The government planned to use the Early Oil Pilot Scheme to collect technical data that would be used to formulate a field development plan and also debut Kenya’s oil to the international market.

However, a quick glance at Tullow Oil's trading results paints a grim picture of the future of Project Oil Kenya. The company appears to be in financial distress. It's 2021 outlook for Kenya, is hazy at best.

In 2020 the group completed the disposal of its interests in Uganda for upfront cash consideration of $500 million, with $75 million due on FID and additional contingent future payments linked to oil prices.

As for Kenya, it goes on to state that, " A comprehensive review of the development concept is being completed to assess future strategic options and that separately, the farm down process was suspended in mid-2020 to allow time for the joint venture partners to complete their comprehensive review of the development concept, following which Tullow will assess its strategic options."

In short, they're bailing out!

They have once again watered down the value of its stake in the Kenyan oil project by Sh46.8 billion on low global oil prices, casting doubt over the project’s future. It should, however, be noted that investor interest in Kenya is not limited to its potential hydrocarbon reserves, but also extends to its strategic location.

It is not too far from China and India, where oil and gas demand is projected to grow by as much as 60 per cent and 50 per cent respectively in the next two decades.

While the extent of the oil and gas reserves is being assessed, Kenya is putting much effort in playing up its strategic location on the Indian Ocean as a potential oil transit route that would provide an outlet not only to its own production once it starts, but also to some of its land-locked neighbors’ future — and current — output.

Nairobi is committed to the $25.5 billion LAPSSET project aimed at connecting South Sudan, Ethiopia and Kenya through a series of ambitious infrastructure developments.

In 2016, Kenya put a freeze on the issuance of new licences to exploration companies as it linked the move to a major drop in oil prices that resulted in low levels of investments in the industry.

Kenya now needs to expand its hydrocarbon acreage offer nationwide to capitalise on its onshore and upstream potential before time runs out. Few licensing rounds worldwide were spared the brunt of the Covid-19 pandemic in 2020.

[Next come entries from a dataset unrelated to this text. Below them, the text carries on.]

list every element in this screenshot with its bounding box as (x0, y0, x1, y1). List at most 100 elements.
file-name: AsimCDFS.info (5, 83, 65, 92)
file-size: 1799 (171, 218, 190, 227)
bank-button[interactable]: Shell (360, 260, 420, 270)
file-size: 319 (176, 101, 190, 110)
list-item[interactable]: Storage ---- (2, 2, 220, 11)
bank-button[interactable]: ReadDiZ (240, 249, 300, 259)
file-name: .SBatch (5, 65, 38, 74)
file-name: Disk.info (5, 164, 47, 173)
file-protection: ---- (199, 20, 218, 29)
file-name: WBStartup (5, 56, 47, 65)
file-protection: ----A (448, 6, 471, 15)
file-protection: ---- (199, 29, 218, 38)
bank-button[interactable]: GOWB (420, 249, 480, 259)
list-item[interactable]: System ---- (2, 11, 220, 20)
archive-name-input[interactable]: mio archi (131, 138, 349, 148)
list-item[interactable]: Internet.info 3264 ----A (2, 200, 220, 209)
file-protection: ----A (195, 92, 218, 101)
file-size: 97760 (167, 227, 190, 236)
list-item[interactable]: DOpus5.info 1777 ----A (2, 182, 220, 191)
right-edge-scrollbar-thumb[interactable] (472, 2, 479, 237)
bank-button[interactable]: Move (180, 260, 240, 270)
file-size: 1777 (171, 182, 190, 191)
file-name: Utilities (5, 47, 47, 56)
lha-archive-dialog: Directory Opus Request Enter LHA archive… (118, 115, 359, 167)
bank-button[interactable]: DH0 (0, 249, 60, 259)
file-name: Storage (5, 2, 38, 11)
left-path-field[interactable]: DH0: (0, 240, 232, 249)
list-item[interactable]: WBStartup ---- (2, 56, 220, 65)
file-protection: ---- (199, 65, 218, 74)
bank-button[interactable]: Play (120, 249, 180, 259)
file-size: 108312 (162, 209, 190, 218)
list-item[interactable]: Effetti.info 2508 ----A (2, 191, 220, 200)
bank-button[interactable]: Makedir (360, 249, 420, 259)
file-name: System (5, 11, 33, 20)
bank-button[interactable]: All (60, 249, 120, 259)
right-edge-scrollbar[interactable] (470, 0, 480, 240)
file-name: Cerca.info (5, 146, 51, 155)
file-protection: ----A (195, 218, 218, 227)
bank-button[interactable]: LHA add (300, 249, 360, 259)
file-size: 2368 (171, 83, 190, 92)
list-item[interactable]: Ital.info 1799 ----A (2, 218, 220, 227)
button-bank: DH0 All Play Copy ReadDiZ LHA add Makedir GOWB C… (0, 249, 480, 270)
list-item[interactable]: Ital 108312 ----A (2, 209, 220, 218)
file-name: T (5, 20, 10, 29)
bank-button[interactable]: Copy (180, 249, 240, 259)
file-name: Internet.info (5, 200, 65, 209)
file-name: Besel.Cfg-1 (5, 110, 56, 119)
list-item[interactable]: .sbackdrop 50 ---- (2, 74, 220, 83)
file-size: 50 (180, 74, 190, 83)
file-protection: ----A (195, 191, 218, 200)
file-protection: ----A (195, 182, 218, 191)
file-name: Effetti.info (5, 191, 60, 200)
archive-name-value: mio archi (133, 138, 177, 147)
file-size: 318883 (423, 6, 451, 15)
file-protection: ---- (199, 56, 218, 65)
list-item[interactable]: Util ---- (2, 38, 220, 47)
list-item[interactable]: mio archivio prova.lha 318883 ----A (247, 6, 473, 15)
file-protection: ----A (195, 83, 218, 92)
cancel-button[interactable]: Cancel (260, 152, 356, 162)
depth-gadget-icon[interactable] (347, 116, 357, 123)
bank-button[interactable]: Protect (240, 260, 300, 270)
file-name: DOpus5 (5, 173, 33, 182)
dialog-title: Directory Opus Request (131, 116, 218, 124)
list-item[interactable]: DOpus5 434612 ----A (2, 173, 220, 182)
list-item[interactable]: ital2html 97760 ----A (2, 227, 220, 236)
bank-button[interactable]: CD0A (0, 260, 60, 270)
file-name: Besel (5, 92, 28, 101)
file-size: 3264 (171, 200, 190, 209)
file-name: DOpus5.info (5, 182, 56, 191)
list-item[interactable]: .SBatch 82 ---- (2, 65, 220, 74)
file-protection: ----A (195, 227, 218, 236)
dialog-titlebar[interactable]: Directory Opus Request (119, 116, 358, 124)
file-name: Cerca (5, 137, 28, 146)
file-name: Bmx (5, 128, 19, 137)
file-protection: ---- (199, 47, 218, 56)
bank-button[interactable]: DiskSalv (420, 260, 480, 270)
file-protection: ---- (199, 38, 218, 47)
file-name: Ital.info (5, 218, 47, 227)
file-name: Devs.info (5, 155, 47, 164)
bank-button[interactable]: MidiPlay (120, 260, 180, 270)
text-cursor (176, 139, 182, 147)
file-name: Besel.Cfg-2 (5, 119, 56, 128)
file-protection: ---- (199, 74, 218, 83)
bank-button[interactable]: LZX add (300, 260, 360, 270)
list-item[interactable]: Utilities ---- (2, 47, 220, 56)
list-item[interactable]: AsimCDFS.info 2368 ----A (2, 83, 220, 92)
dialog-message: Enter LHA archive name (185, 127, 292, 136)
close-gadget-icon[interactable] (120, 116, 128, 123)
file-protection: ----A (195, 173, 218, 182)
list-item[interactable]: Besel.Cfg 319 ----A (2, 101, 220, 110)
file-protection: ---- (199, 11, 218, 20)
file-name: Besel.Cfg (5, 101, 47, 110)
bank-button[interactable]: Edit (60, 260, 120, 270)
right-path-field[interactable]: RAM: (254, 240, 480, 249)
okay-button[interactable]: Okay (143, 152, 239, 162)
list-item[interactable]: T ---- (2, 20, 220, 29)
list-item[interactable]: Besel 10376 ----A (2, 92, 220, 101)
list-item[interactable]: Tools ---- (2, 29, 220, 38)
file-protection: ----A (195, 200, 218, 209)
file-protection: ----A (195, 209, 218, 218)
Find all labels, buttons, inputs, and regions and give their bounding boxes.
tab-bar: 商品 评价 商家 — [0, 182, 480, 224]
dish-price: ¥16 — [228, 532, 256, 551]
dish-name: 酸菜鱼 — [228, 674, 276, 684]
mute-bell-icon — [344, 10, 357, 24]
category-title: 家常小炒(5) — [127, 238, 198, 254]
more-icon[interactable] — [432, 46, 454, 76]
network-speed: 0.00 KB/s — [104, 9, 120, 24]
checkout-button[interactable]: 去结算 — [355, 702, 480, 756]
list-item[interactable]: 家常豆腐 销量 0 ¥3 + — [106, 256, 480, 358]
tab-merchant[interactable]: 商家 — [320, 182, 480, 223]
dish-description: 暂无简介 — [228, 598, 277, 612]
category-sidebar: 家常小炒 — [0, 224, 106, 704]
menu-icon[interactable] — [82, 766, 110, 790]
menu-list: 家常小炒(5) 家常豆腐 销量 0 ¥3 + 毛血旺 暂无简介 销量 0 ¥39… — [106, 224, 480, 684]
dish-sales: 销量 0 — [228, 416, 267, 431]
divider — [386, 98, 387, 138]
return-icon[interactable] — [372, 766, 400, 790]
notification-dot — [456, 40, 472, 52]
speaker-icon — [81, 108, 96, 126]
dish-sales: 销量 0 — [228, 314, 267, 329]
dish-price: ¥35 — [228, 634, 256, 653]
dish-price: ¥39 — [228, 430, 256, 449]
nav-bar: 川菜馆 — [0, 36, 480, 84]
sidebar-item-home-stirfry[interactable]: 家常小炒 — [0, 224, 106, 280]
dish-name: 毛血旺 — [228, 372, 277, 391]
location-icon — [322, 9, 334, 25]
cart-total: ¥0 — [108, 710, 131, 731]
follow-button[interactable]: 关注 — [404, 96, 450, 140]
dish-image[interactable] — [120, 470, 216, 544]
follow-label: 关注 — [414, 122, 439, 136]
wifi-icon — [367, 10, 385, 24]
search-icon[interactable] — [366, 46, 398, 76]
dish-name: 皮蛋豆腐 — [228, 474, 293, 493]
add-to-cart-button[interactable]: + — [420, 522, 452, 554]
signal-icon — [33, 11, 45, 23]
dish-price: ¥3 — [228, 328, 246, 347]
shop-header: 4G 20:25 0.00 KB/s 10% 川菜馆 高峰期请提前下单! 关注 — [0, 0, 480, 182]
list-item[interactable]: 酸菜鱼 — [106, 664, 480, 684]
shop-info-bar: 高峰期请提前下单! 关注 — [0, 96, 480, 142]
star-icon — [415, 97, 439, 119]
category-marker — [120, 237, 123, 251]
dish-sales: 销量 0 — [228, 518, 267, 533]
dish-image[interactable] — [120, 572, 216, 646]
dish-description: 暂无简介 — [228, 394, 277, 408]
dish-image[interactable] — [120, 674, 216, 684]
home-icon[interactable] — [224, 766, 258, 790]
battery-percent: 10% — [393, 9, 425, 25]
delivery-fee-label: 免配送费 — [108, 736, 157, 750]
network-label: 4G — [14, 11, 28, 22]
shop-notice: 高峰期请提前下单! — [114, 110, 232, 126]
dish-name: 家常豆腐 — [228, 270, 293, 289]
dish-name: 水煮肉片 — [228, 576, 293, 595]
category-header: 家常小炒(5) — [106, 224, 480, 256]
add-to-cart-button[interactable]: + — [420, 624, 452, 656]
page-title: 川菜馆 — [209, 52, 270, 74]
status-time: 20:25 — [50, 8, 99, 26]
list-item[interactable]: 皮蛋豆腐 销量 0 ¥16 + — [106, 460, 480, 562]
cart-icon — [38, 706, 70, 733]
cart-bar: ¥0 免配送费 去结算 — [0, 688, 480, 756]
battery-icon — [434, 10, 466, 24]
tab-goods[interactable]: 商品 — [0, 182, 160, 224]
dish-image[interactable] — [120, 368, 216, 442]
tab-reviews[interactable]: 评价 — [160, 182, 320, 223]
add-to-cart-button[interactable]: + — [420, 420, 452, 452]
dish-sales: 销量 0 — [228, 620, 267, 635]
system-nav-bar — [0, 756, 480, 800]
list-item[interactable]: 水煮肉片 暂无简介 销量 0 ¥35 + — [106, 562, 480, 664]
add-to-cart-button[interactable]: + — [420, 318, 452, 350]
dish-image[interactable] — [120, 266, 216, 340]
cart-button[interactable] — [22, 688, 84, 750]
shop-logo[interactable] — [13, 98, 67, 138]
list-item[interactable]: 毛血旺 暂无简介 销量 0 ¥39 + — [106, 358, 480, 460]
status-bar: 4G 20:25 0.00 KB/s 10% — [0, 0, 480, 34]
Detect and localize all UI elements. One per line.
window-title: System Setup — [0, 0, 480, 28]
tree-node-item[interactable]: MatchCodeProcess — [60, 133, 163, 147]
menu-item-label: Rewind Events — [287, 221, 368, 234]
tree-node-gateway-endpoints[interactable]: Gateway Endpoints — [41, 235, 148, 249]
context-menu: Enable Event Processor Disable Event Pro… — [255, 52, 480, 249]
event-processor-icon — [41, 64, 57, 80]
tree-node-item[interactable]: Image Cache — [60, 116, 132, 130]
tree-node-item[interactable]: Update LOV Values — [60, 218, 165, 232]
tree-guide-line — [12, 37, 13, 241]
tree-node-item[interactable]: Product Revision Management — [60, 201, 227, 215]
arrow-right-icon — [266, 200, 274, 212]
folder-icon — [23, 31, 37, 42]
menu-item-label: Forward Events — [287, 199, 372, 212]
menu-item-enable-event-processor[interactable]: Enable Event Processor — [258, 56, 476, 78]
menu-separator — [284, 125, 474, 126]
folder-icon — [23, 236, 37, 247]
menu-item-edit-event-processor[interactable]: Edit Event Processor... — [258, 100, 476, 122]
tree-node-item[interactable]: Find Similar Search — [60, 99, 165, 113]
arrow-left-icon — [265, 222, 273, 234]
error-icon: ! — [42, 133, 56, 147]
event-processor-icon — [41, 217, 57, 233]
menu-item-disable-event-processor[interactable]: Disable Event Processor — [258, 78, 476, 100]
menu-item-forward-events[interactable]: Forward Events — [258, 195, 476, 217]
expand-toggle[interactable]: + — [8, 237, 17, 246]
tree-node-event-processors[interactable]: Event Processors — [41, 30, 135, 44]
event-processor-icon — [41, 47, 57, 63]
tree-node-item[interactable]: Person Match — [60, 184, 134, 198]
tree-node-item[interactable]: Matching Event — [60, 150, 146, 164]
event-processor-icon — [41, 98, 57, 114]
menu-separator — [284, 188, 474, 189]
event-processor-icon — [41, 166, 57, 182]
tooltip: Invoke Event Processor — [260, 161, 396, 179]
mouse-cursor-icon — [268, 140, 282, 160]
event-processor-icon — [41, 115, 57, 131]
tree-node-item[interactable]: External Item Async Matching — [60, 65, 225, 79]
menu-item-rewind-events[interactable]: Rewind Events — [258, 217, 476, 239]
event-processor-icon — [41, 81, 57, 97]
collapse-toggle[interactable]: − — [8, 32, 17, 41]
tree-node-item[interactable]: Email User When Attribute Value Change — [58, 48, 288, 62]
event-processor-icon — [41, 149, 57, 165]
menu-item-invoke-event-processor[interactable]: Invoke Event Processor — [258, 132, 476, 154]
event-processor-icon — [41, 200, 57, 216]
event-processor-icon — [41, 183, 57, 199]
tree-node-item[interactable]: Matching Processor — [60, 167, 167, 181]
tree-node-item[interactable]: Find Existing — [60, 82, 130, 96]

Oil prices collapsed and global economic recession appeared unavoidable. Against this stark backdrop, countries scrambled to suspend or defer their bidding rounds. In contrast, the mood across the oil patch this year is one of cautious optimism.

Successful vaccines promise to return economic activity and oil prices have already rallied on encouraging health projections. Kenya must resume new bidding rounds for the remaining oil blocks. There're about 63 gazetted oil blocks, 27 of which have been assigned to 15 oil companies for prospecting, including the state-owned National Oil Corporation of Kenya.

Qatar Petroleum, a state-owned company of the energy-rich Arab nation, has acquired a block of Kenya’s offshore oil and gas exploration fields, adding to a growing list of global corporations seeking to exploit huge fuel deposits believed to be underneath the Indian Ocean seabed.

Some of the offshore blocks are situated in what is considered to be a frontier and largely unexplored area in the Lamu basin. They have a total area of approximately 15,000 square kilometres, with water depths ranging from about 1,000 metres to 3,000 metres.

In line with Kenya's energy strategy, renewables will play a major role in the energy generation matrix, but the opportunity to explore new frontier basins with significant hydrocarbon resource potential will plug the gap in the energy transition towards low-carbon emissions.